We went back the next week and she had gained around 2-3 ounces. Not horrible, but not great. So, we were instructed to come back again in a few days. Again, she gained very minimal weight. At this appointment they suggested a formula change. We tried a version that worked well on our oldest daughter, and it did not seem to make a huge difference.
We also found that if we went over a certain amount of ounces, she would throw it all up. This is extremely frustrating after you just worked so hard to feed your baby, and then they throw it all up. So, it was always a balancing act of giving her “just the right amount”. Yet, when we went back for the check, she was still barely gaining weight.
After about a month of weekly weight checks, the doctor began discussing next steps. She was concerned there could be a medical issue and began discussing testing to ensure her bowels were working properly.
The only odd part is that she displayed zero signs of discomfort, fusiness, being hungry, sick, etc. She was perfectly happy and content. My oldest daughter who was also a huge baby ended up being pretty small and petite. She was always in the bottom percentiles. So, our pediatrician did keep that in mind.

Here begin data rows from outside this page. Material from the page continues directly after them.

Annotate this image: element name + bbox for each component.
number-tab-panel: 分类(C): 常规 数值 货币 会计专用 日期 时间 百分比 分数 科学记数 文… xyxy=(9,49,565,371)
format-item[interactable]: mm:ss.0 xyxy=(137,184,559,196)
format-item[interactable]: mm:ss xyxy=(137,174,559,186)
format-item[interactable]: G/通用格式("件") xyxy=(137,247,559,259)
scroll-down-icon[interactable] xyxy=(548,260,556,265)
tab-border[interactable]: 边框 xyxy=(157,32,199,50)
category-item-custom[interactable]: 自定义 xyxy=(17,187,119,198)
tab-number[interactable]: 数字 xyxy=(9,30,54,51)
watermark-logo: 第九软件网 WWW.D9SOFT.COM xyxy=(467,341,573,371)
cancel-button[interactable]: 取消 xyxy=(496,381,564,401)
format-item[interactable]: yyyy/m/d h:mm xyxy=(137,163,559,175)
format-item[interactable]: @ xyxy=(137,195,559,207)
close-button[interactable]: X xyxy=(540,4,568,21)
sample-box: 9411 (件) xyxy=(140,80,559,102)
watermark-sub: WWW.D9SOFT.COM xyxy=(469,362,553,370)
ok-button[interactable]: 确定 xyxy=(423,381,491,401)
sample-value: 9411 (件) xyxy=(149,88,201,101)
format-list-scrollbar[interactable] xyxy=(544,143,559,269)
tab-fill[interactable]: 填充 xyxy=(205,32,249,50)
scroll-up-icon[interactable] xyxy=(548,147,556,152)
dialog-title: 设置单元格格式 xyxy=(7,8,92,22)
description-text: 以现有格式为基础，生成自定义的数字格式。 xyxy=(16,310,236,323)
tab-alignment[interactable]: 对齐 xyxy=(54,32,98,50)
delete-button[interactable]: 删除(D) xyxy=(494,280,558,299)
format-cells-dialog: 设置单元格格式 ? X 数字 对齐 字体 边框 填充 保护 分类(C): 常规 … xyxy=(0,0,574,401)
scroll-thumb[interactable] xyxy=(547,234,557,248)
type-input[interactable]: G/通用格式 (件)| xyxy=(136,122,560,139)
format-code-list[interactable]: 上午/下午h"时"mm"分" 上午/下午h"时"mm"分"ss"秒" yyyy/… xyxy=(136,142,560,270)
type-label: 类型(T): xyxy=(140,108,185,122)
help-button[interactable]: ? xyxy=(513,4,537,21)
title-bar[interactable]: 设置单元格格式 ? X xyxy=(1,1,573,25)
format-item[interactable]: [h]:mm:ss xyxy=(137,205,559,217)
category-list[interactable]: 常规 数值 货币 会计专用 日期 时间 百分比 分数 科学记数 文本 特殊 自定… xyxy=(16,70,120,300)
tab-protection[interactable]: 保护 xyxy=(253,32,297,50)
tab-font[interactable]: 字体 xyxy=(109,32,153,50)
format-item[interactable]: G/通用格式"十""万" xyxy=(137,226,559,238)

We also discussed the spitting up further. We came to the conclusion that she might actually have something called “silent reflux”. It is essentially where milk bubbles up enough in their throat to be uncomfortable, but not enough for them to actually spit up constantly. It made sense why she would eat so little and want to stop.
Our pediatrician ended up prescribing a reflux medicine and also recommended a formula change again. We moved over to our formula with “added rice starch”. Essentially, it is a formula with a much thicker consistency so it settles better in their stomach. We did have to buy a formula mixer that mixed it really well and made it easier to pour. Highly recommend it and have it linked here or you can visit our product page!
Would you believe it? It actually began working. After a month of doing this, we began to see much steadier weight gains. They were not huge, but again, Logan was still thriving. She was hitting every other milestone. The pediatrician began to lean on the side of “that is just her genetic make-up” versus her having a medical issue.
Logan is now a thriving 1.5 year old. She is still an itty bitty little thing. We constantly get comments on how light she is. However, she eats more food than her toddler sister half the time!
Weight checks are super scary, frustrating, and punch in the stomach. You feel like you should be able to feed your baby, and sometimes, it just is not that easy. I will say, it does get better. I also want to tell you to trust your gut. If you feel like something is wrong, make sure to speak up! We never felt like something was actually wrong with her, but we obviously would have done whatever our pediatrician recommended.
I hope that if anything, this post brings some momma a little bit of peace. Infant weight checks are common. You are doing a fantastic job and just know that everyone has your baby’s best interest at heart.